In wahlloser Reihenfolge und ohne nähere Erläuterung:
Wer ihn kennt, weiß, dass er nie lächelt, geschweige denn Blickkontakt halten kann. Aber heute, während die Frühlingssonne durch die großen Fenster der Turnhalle hereinscheint und alles in dieses milde Licht taucht, lächelt er, tobt ausgelassen mit seinen neuen Freunden und stellt sich geduldig den Fragen der Fremden, die sein Plakat anschauen. Ein Hauch Normalität weht durch die Halle, aber die aus der Entfernung beobachtenden Ersatzmutteraugen wissen von klein wirkenden Schritten, die in Wirklichkeit Siebenmeilensprünge sind.
Funktionale Bücherregale, wahrscheinlich aus den späten Sechzigern, flankieren die Sitzreihe mit grauen Tischen und unbequemen Stühlen. Hier und da türmen sich verlassene Bücherberge auf und Verzweifelte mit Kopfhörern nagen neurotisch an ihren Fingernägeln. Die Fensterreihe lenkt den Blick weg vom mahnenden Bildschirm hin zum Schlosshügel dieser kleinen Stadt, die sich gern so groß und weltmännisch gibt. Darunter ameisenhaftes Gewusel strebsamer Menschen, die in das Gebäude hineinströmen, aus dem man selbst gerade herausschaut. Das Domizil für wenige Monate, das eigentlich Disziplin verheißt und doch nur das Warten auf die gesellige Mittagspause mit sich bringt.
Wasser, Sonne, Schilfgewächs und Schwäne. Inmitten dieser Idylle eine goldene Box, der Deckel auf den hölzernen Dielen eines Bootes. Beine, die die Box umklammern, darin eine Hand in kreisender Suchbewegung. Weißgräulich bestäubt kommt sie wieder zum Vorschein. Geballt, den Griff lockernd, den Inhalt rieselnd in das Wasser entlassend. Wolken am Himmel mit vereinzelt durchbrechenden Sonnenstrahlen.
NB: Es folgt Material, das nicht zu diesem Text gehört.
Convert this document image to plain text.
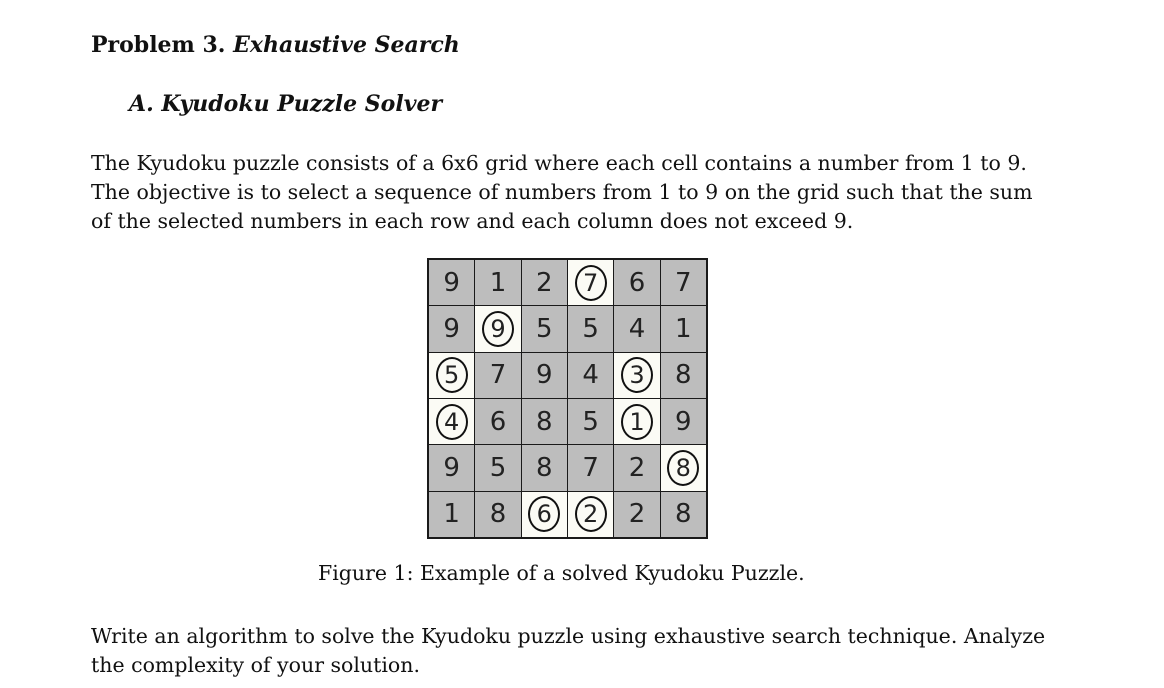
Problem 3. Exhaustive Search
A. Kyudoku Puzzle Solver
The Kyudoku puzzle consists of a 6x6 grid where each cell contains a number from 1 to 9.
The objective is to select a sequence of numbers from 1 to 9 on the grid such that the sum
of the selected numbers in each row and each column does not exceed 9.
9	1	2	7	6	7
9	9	5	5	4	1
5	7	9	4	3	8
4	6	8	5	1	9
9	5	8	7	2	8
1	8	6	2	2	8
Figure 1: Example of a solved Kyudoku Puzzle.
Write an algorithm to solve the Kyudoku puzzle using exhaustive search technique. Analyze
the complexity of your solution.
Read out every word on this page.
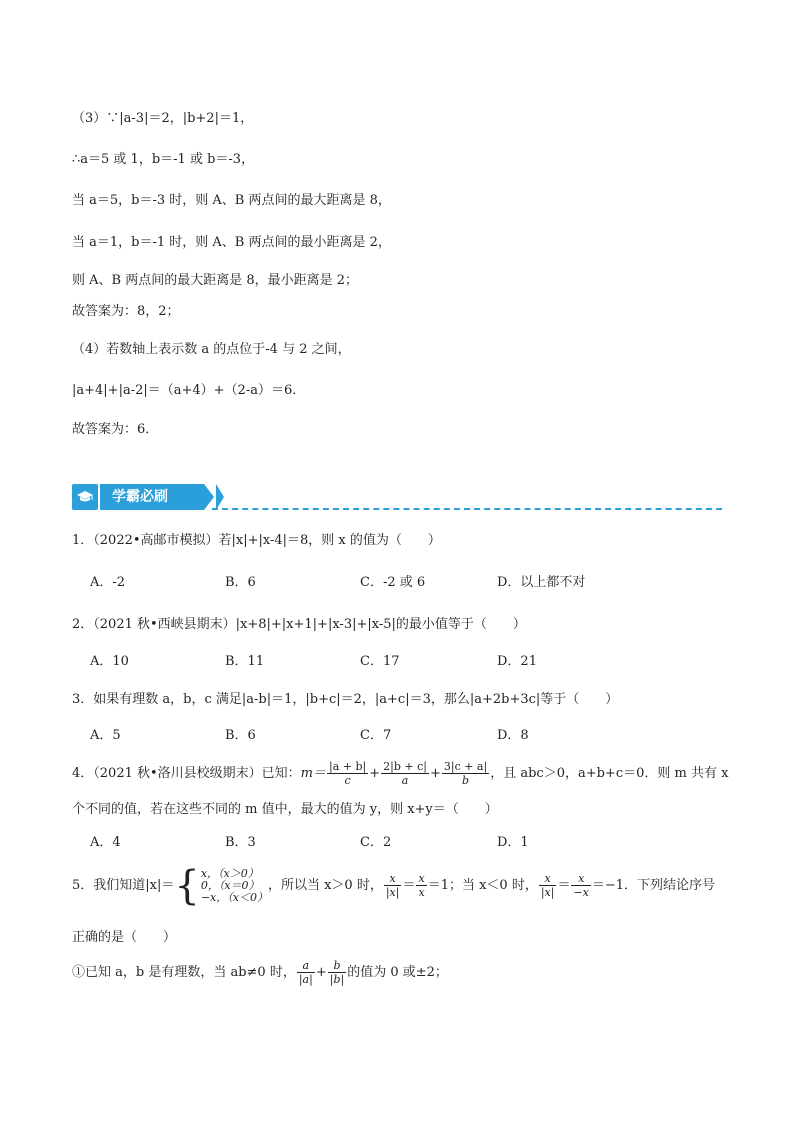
（3）∵|a-3|＝2，|b+2|＝1，
∴a＝5 或 1，b＝-1 或 b＝-3，
当 a＝5，b＝-3 时，则 A、B 两点间的最大距离是 8，
当 a＝1，b＝-1 时，则 A、B 两点间的最小距离是 2，
则 A、B 两点间的最大距离是 8，最小距离是 2；
故答案为：8，2；
（4）若数轴上表示数 a 的点位于-4 与 2 之间，
|a+4|+|a-2|＝（a+4）+（2-a）＝6．
故答案为：6．
学霸必刷
1．（2022•高邮市模拟）若|x|+|x-4|＝8，则 x 的值为（　　）
A．-2	B．6	C．-2 或 6	D．以上都不对
2．（2021 秋•西峡县期末）|x+8|+|x+1|+|x-3|+|x-5|的最小值等于（　　）
A．10	B．11	C．17	D．21
3．如果有理数 a，b，c 满足|a-b|＝1，|b+c|＝2，|a+c|＝3，那么|a+2b+3c|等于（　　）
A．5	B．6	C．7	D．8
4．（2021 秋•洛川县校级期末）已知：$m= \frac{|a + b|}{c} + \frac{2|b + c|}{a} + \frac{3|c + a|}{b}$ ，且 abc＞0，a+b+c＝0．则 m 共有 x
个不同的值，若在这些不同的 m 值中，最大的值为 y，则 x+y＝（　　）
A．4	B．3	C．2	D．1
5．我们知道|x|＝{ x，（x＞0）
0，（x＝0）
−x，（x＜0）
，所以当 x＞0 时， $\frac{x}{|x|} = \frac{x}{x} =1$；当 x＜0 时， $\frac{x}{|x|} = \frac{x}{-x} =-1$．下列结论序号
正确的是（　　）
①已知 a，b 是有理数，当 ab≠0 时， $\frac{a}{|a|} + \frac{b}{|b|}$ 的值为 0 或±2；
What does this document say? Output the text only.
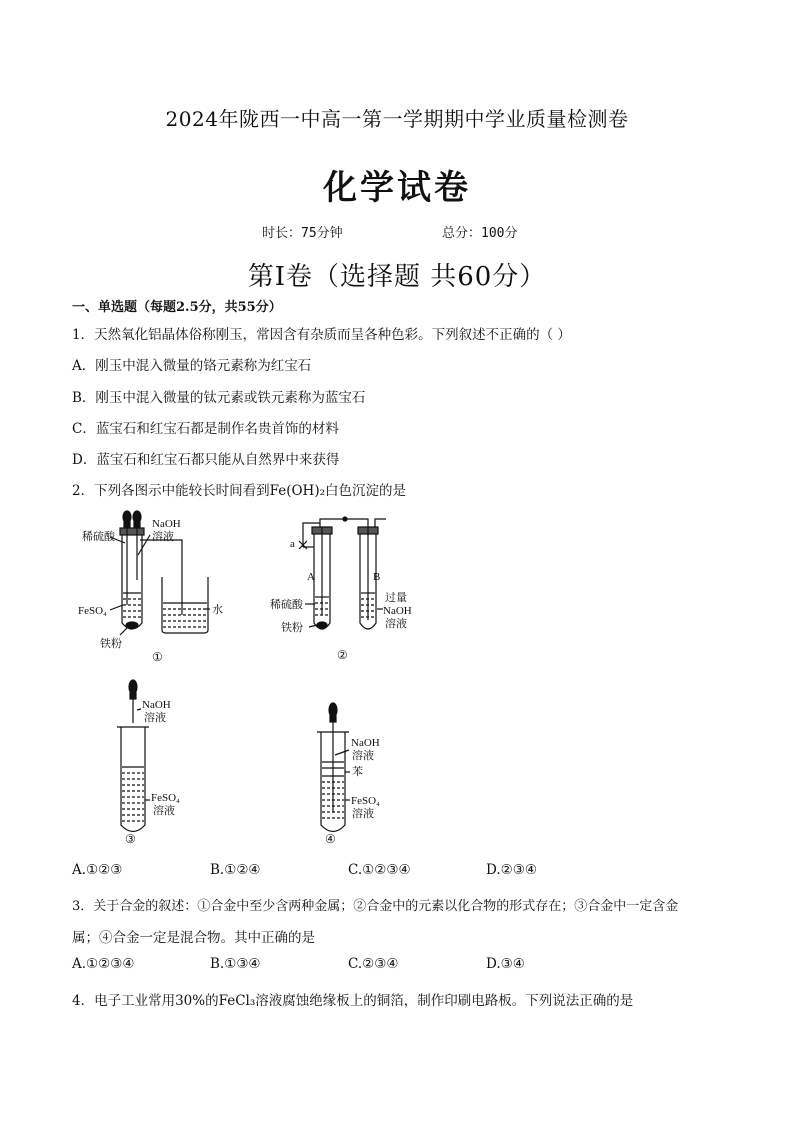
2024年陇西一中高一第一学期期中学业质量检测卷
化学试卷
时长：75分钟	总分：100分
第Ⅰ卷（选择题 共60分）
一、单选题（每题2.5分，共55分）
1．天然氧化铝晶体俗称刚玉，常因含有杂质而呈各种色彩。下列叙述不正确的（ ）
A．刚玉中混入微量的铬元素称为红宝石
B．刚玉中混入微量的钛元素或铁元素称为蓝宝石
C．蓝宝石和红宝石都是制作名贵首饰的材料
D．蓝宝石和红宝石都只能从自然界中来获得
2．下列各图示中能较长时间看到Fe(OH)₂白色沉淀的是
稀硫酸
NaOH
溶液
FeSO₄	水
铁粉
①
a
A	B
稀硫酸
铁粉
过量
NaOH
溶液
②
NaOH
溶液
FeSO₄
溶液
③
NaOH
溶液
苯
FeSO₄
溶液
④
A.①②③	B.①②④	C.①②③④	D.②③④
3．关于合金的叙述：①合金中至少含两种金属；②合金中的元素以化合物的形式存在；③合金中一定含金
属；④合金一定是混合物。其中正确的是
A.①②③④	B.①③④	C.②③④	D.③④
4．电子工业常用30%的FeCl₃溶液腐蚀绝缘板上的铜箔，制作印刷电路板。下列说法正确的是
Ein finaler Abschied, ein gelöster Knoten.
Die zornigen Gesichter von David und Goliath spiegeln Wut und Ratlosigkeit, die von den Armaturen der kleinen dunklen Küche reflektierten Schallwellen bohren sich in feine Haarrisse, die die Jahre bisher unbeachtet an der feinen Substanz nagten. Etwas zerbricht und landet in tausend kleinen Scherben auf dem schwarzen Boden dieses plötzlich so winzigen Raumes, umkränzt von den reglosen Füßen der Fassungslosen.
Ein grauer Umschlag aus Recyclingpapier, überreicht an einem Montag. Die Handschrift darauf unverwechselbar, abgespeichert noch in Kindestagen. Ein Gruß aus der Vergangenheit, Bildkaskaden, Atemnot, einbrechende Knie. Man kann auf etwas gespannt und ängstlich warten und merkt es erst, wenn sich die lähmende Starre der Ungewissheit zu lösen beginnt.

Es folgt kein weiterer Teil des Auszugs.